Le migrazioni climatiche sono un fenomeno in continua crescita. La Banca Mondiale ha stimato che il costante aumento delle temperature su scala globale potrebbe mettere circa 140 milioni di persone nelle condizioni di dover lasciare il proprio Paese d’origine a causa di fenomeni meteorologici estremi. Si tratta di una situazione che rimarrebbe molto critica anche nel caso in cui le temperature mondiali riuscissero a restare al di sotto dei 2 gradi centigradi. In questo caso infatti ci sarebbero ancora 40 milioni di persone che risulterebbero vulnerabili, perché insediate in luoghi che stanno diventando sempre meno abitabili.
La situazione in Bangladesh
Uno dei Paesi più colpiti dal fenomeno delle migrazioni climatiche è il Bangladesh. La popolazione nella capitale, Dhaka, si attesta a quota 18 milioni, ma sta rapidamente salendo. Secondo una recente stima, infatti, solo nel 2015 2000 migranti al giorno si sono trasferiti in città. Di queste persone il 70% è fuggito per motivi ambientali.

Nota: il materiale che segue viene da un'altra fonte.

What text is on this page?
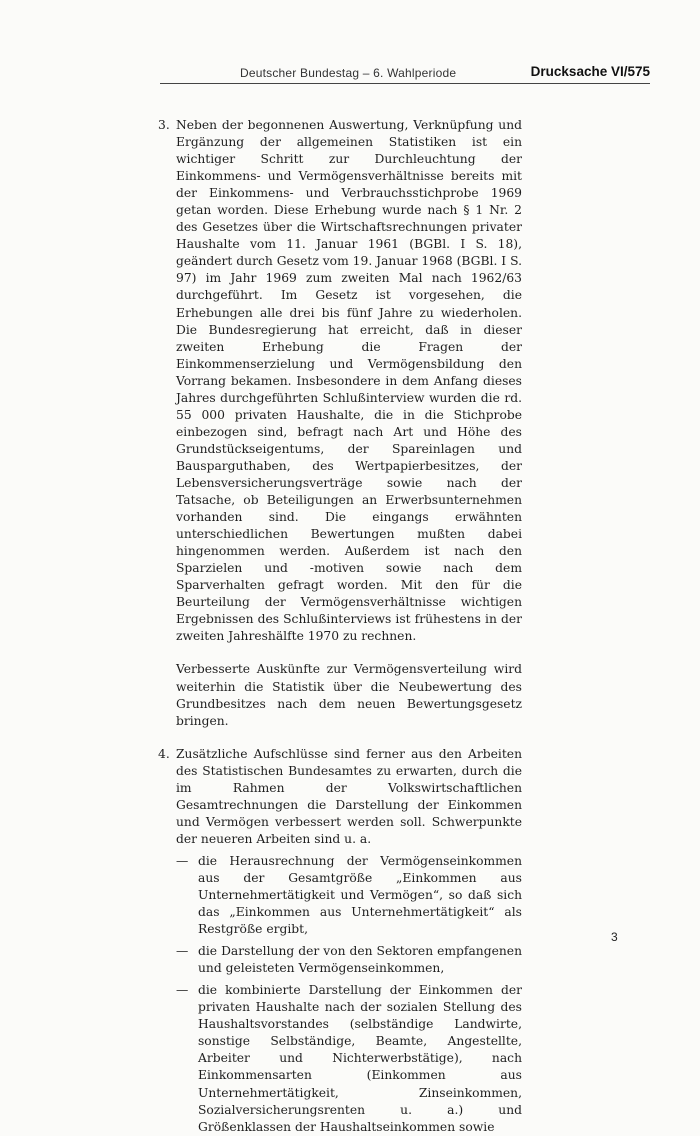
Deutscher Bundestag – 6. Wahlperiode	Drucksache VI/575
3. Neben der begonnenen Auswertung, Verknüpfung und Ergänzung der allgemeinen Statistiken ist ein wichtiger Schritt zur Durchleuchtung der Einkommens- und Vermögensverhältnisse bereits mit der Einkommens- und Verbrauchsstichprobe 1969 getan worden. Diese Erhebung wurde nach § 1 Nr. 2 des Gesetzes über die Wirtschaftsrechnungen privater Haushalte vom 11. Januar 1961 (BGBl. I S. 18), geändert durch Gesetz vom 19. Januar 1968 (BGBl. I S. 97) im Jahr 1969 zum zweiten Mal nach 1962/63 durchgeführt. Im Gesetz ist vorgesehen, die Erhebungen alle drei bis fünf Jahre zu wiederholen. Die Bundesregierung hat erreicht, daß in dieser zweiten Erhebung die Fragen der Einkommenserzielung und Vermögensbildung den Vorrang bekamen. Insbesondere in dem Anfang dieses Jahres durchgeführten Schlußinterview wurden die rd. 55 000 privaten Haushalte, die in die Stichprobe einbezogen sind, befragt nach Art und Höhe des Grundstückseigentums, der Spareinlagen und Bausparguthaben, des Wertpapierbesitzes, der Lebensversicherungsverträge sowie nach der Tatsache, ob Beteiligungen an Erwerbsunternehmen vorhanden sind. Die eingangs erwähnten unterschiedlichen Bewertungen mußten dabei hingenommen werden. Außerdem ist nach den Sparzielen und -motiven sowie nach dem Sparverhalten gefragt worden. Mit den für die Beurteilung der Vermögensverhältnisse wichtigen Ergebnissen des Schlußinterviews ist frühestens in der zweiten Jahreshälfte 1970 zu rechnen.
Verbesserte Auskünfte zur Vermögensverteilung wird weiterhin die Statistik über die Neubewertung des Grundbesitzes nach dem neuen Bewertungsgesetz bringen.
4. Zusätzliche Aufschlüsse sind ferner aus den Arbeiten des Statistischen Bundesamtes zu erwarten, durch die im Rahmen der Volkswirtschaftlichen Gesamtrechnungen die Darstellung der Einkommen und Vermögen verbessert werden soll. Schwerpunkte der neueren Arbeiten sind u. a.
— die Herausrechnung der Vermögenseinkommen aus der Gesamtgröße „Einkommen aus Unternehmertätigkeit und Vermögen“, so daß sich das „Einkommen aus Unternehmertätigkeit“ als Restgröße ergibt,
— die Darstellung der von den Sektoren empfangenen und geleisteten Vermögenseinkommen,
— die kombinierte Darstellung der Einkommen der privaten Haushalte nach der sozialen Stellung des Haushaltsvorstandes (selbständige Landwirte, sonstige Selbständige, Beamte, Angestellte, Arbeiter und Nichterwerbstätige), nach Einkommensarten (Einkommen aus Unternehmertätigkeit, Zinseinkommen, Sozialversicherungsrenten u. a.) und Größenklassen der Haushaltseinkommen sowie
3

A influire sulla situazione critica del Paese è la sua posizione, circa un metro sopra il livello del mare. Il territorio infatti è interessato da periodiche inondazioni che, abbinate all’aumento delle temperature e all’innalzamento del livello del mare, potrebbero portare, secondo gli scienziati, alla perdita nei prossimi decenni di circa il 25% del territorio. Questa situazione si potrebbe tradurre, secondo le stime del governo, nella creazione di circa 25 milioni di rifugiati climatici.
Ciad, nel 2012 500 mila persone in fuga
Se ci si sposta in Ciad la situazione non è migliore. Nel solo 2012, più di 500.000 persone sono state costrette a lasciare il Paese a causa delle temperature medie in continuo aumento che causano, a loro volta, fenomeni atmosferici estremi. Solo per fare un esempio, il lago Ciad, che aveva una superficie di circa 25 mila km quadrati, potrebbe scomparire entro i prossimi 25 anni secondo una stima della NASA. Un fenomeno preoccupante se si pensa che sono già 2,4 milioni gli sfollati, mentre ancora 38 milioni di persone dipendono dalle risorse idriche del bacino, ma potrebbero essere costrette a spostarsi nei prossimi anni.
La situazione negli USA
Anche negli Stati Uniti i cambiamenti climatici stanno rendendo inospitali diverse zone del Paese. Qui gli effetti del riscaldamento globale si traducono, oltre che nell’innalzamento delle temperature e in numerosi incendi, anche in una maggiore intensità degli uragani. I modelli previsionali parlano in particolare di un aumento del 45-87 percento negli uragani di categoria 4 e 5 negli ultimi due o tre decenni.
Secondo uno studio di un team di ricercatori dell’Università della Georgia un aumento di 1,8 metri del livello del mare causato da un aumento delle emissioni porterebbe ogni stato degli USA a sperimentare le migrazioni climatiche entro il 2100. Nello specifico sarebbero 13 milioni gli sfollati, di cui 2,5 milioni provenienti dalla sola Florida. New Orleans invece perderebbe altri 500.000 abitanti, che si sommerebbero ai 100.000 già andati via per l’uragano Katrina nel 2005.
Dal Centro America agli USA
Il fattore clima è anche uno degli elementi che sta influenzando le migrazioni dal centro America agli USA, sommandosi alle questioni sociali e all’instabilità politica. Nella regione che comprende Guatemala, El Salvador e Honduras, infatti, come sottolinea il Guardian, si fanno sentire in modo rilevante gli effetti del riscaldamento globale. In questi paesi la temperatura ha subito un incremento di circa di 0,5 ° C a partire dal 1950, con effetti sia sugli eventi meteorologici sia sull’agricoltura del luogo. Secondo alcune previsioni nei prossimi anni la situazione dovrebbe peggiorare, con un aumento marcato di siccità in alcune zone e una maggiore frequenza di inondazioni in altre.
Una città galleggiante per i migranti climatici
Per cercare di arginare il fenomeno delle migrazioni climatiche non sono mancate proposte innovative. E’ questo il caso di Oceanix city, il progetto di una città galleggiante destinata ai futuri rifugiati climatici, iniziativa che ha ottenuto il sostegno dell’ONU. Queste strutture, progettate per essere resistenti a eventi meteorologici estremi, dovrebbero collocarsi a circa 1,5 km a largo delle coste e dovrebbero essere formate da una serie di piattaforme galleggianti esagonali da 15 mila metri quadri. In totale, in questo modo, si potrebbero ospitare 10 mila persone.